Your passport obviously. Now you may want to keep it in your inside jacket pocket or perhaps skin tight in your front trouser pocket.

And you will need to take it in and out at the airport but when you don’t need it, it’s best to put it away in the zipper compartment of your folder. If you’re travelling with your partner and your kids maybe put them all in together.

When you get to your hotel room put your valuables in the safe and only take it out if you need it for ID for bars, nightclubs or to get into some sports events.

Your tickets. Keep in another sleeve or compartment. It will be easier to differentiate. Some people (usually younger) are comfortable with having their tickets on their phones but what happens if you run out of battery (Ally?). Be safe do both.

Currency.

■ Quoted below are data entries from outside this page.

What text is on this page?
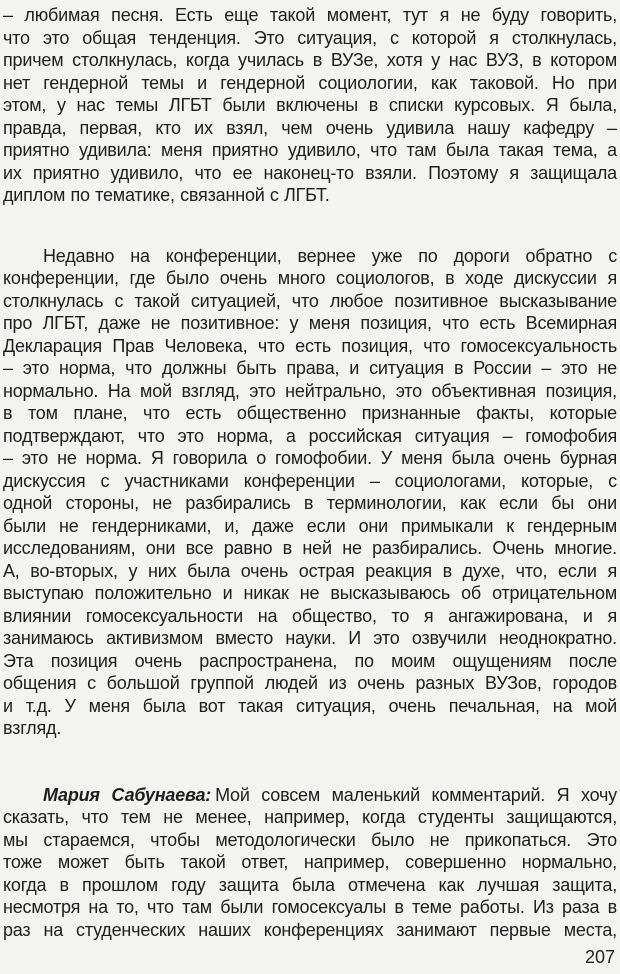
– любимая песня. Есть еще такой момент, тут я не буду говорить,
что это общая тенденция. Это ситуация, с которой я столкнулась,
причем столкнулась, когда училась в ВУЗе, хотя у нас ВУЗ, в котором
нет гендерной темы и гендерной социологии, как таковой. Но при
этом, у нас темы ЛГБТ были включены в списки курсовых. Я была,
правда, первая, кто их взял, чем очень удивила нашу кафедру –
приятно удивила: меня приятно удивило, что там была такая тема, а
их приятно удивило, что ее наконец-то взяли. Поэтому я защищала
диплом по тематике, связанной с ЛГБТ.
Недавно на конференции, вернее уже по дороги обратно с
конференции, где было очень много социологов, в ходе дискуссии я
столкнулась с такой ситуацией, что любое позитивное высказывание
про ЛГБТ, даже не позитивное: у меня позиция, что есть Всемирная
Декларация Прав Человека, что есть позиция, что гомосексуальность
– это норма, что должны быть права, и ситуация в России – это не
нормально. На мой взгляд, это нейтрально, это объективная позиция,
в том плане, что есть общественно признанные факты, которые
подтверждают, что это норма, а российская ситуация – гомофобия
– это не норма. Я говорила о гомофобии. У меня была очень бурная
дискуссия с участниками конференции – социологами, которые, с
одной стороны, не разбирались в терминологии, как если бы они
были не гендерниками, и, даже если они примыкали к гендерным
исследованиям, они все равно в ней не разбирались. Очень многие.
А, во-вторых, у них была очень острая реакция в духе, что, если я
выступаю положительно и никак не высказываюсь об отрицательном
влиянии гомосексуальности на общество, то я ангажирована, и я
занимаюсь активизмом вместо науки. И это озвучили неоднократно.
Эта позиция очень распространена, по моим ощущениям после
общения с большой группой людей из очень разных ВУЗов, городов
и т.д. У меня была вот такая ситуация, очень печальная, на мой
взгляд.
Мария Сабунаева: Мой совсем маленький комментарий. Я хочу
сказать, что тем не менее, например, когда студенты защищаются,
мы стараемся, чтобы методологически было не прикопаться. Это
тоже может быть такой ответ, например, совершенно нормально,
когда в прошлом году защита была отмечена как лучшая защита,
несмотря на то, что там были гомосексуалы в теме работы. Из раза в
раз на студенческих наших конференциях занимают первые места,
207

Save yourself fiddling around in your wallet/purse between euro and a foreign currency and maybe even a third (sterling) if you’re passing through London. Use a third compartment for foreign dosh.

Now you’re on the plane

If you’re on a long-haul flight then you’ll want to keep your vanity case with you… save yourself from having to tap the person sleeping next to you so you can get up to the overhead cabin.

And if you’ve had the good fortune to go Business Class then remember the little overnight bags they give you the next time you travel.

And the earplugs will block out the noise of the snorer next to you.

Overnight bags tend to be the same but different and it’s always nice to find a little new treat.

A little bottle of Eau de Cologne was a particular treat in the Etihad bag I got this week even though I’m the last person who needs it.

Thank you http://www.etihad.com. And you too http://www.aerlingus.com, http://www.turkishairlines.com, http://www.virginatlantic.com, http://www.britishairways.com and everyone else who keeps us all refreshed in the air.

Luggage

Unless you’re just doing an overnighter you’ll probably be taking hand luggage and putting a suitcase in the hold.

Don’t do as I do, but as I say.

Avoid black or blue suitcases, they all look the same on the carousel. Put stickers on it to identify it as uniquely yours, maybe places you’ve been to cheer you up.

Padlock your case up and choose a lock number that’s not 1234 or your birthday or one you might forget.

And always fill out your luggage tag with your address for obvious reasons.

Don’t forget to remember

Make a list. Check it twice and give yourself enough time.

Better if you pack to go home the night before but if you are making the most if your last night on holiday then set your alarm early or get a room call.